Toutefois, la preuve de la continuité des soins et arrêts de travail prescrits à Mme [K] des suites de son accident du travail étant rapportée, la présomption d’imputabilité trouve donc à s’appliquer y compris aux nouvelles lésions (2e Civ., 17 mars 2022, n° 20-20.661), la limite de cette présomption tenant à la démonstration par l’employeur de l’absence de tout lien entre ces lésions et l’accident du travail.
La société s’appuie également sur l’avis de son médecin-conseil, le docteur [E], qui considère que, s’il est possible d’admettre un traumatisme du poignet gauche et une entorse bénigne, la ténosynovite du poignet gauche 'ne peut être rattachée de manière certaine et directe à l’accident du travail’ puisqu’il s’agit d’une pathologie chronique.
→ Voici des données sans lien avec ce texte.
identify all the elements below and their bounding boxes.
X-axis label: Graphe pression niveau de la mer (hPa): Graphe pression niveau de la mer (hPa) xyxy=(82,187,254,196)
Il considère aussi que le syndrome polyalgique et la fibromyalgie ne peuvent non plus être reconnus imputables à l’accident du travail puisqu’ils correspondent également à une pathologie chronique.
Toutefois, ce médecin se contente de considérations générales, non argumentées et non étayées qui ne permettent pas de démontrer l’existence d’un état antérieur évoluant pour son propre compte.
De même, même à admettre l’existence d’une prédisposition pathologique de la salariée, qualifiable d’état antérieur, il n’est ni établi, ni même soutenu qu’une lésion afférente à la pathologie prise en charge avait fait l’objet d’une prise en charge médicale antérieurement à l’accident du travail, de sorte qu’il n’en ressort aucune incapacité antérieure à l’accident et que cet état pré-existant, qui était jusqu’alors muet, a pu être révélé puis aggravé par l’accident du travail.
Enfin, la longueur des arrêts de travail au regard de la pathologie initiale ne fait pas non plus la démonstration de la cause étrangère au travail exclusivement à l’origine de la poursuite des arrêts de travail et des soins.
En conséquence, à défaut d’apporter un commencement de preuve de nature à combattre sérieusement la présomption d’imputabilité, il n’y a pas lieu de faire droit à la demande d’expertise médicale présentée par l’appelante.
La présomption d’imputabilité n’étant pas renversée et, en l’absence d’éléments suffisants produits par l’employeur permettant de considérer que les arrêts et soins prescrits ont, même pour partie de leur durée, une cause totalement étrangère au travail, la demande en inopposabilité de la prise en charge par la caisse des arrêts de travail et des soins prescrits à la salariée sera rejetée et le jugement confirmé sur ce point.
SUR LES DEMANDES ACCESSOIRES
La décision attaquée sera confirmée en ses dispositions relatives aux dépens.
La société, partie succombante, sera tenue aux dépens.
PAR CES MOTIFS :
La cour,
Confirme le jugement en ses dispositions soumises à la cour,
Y ajoutant,
Condamne la société [9] aux dépens d’appel.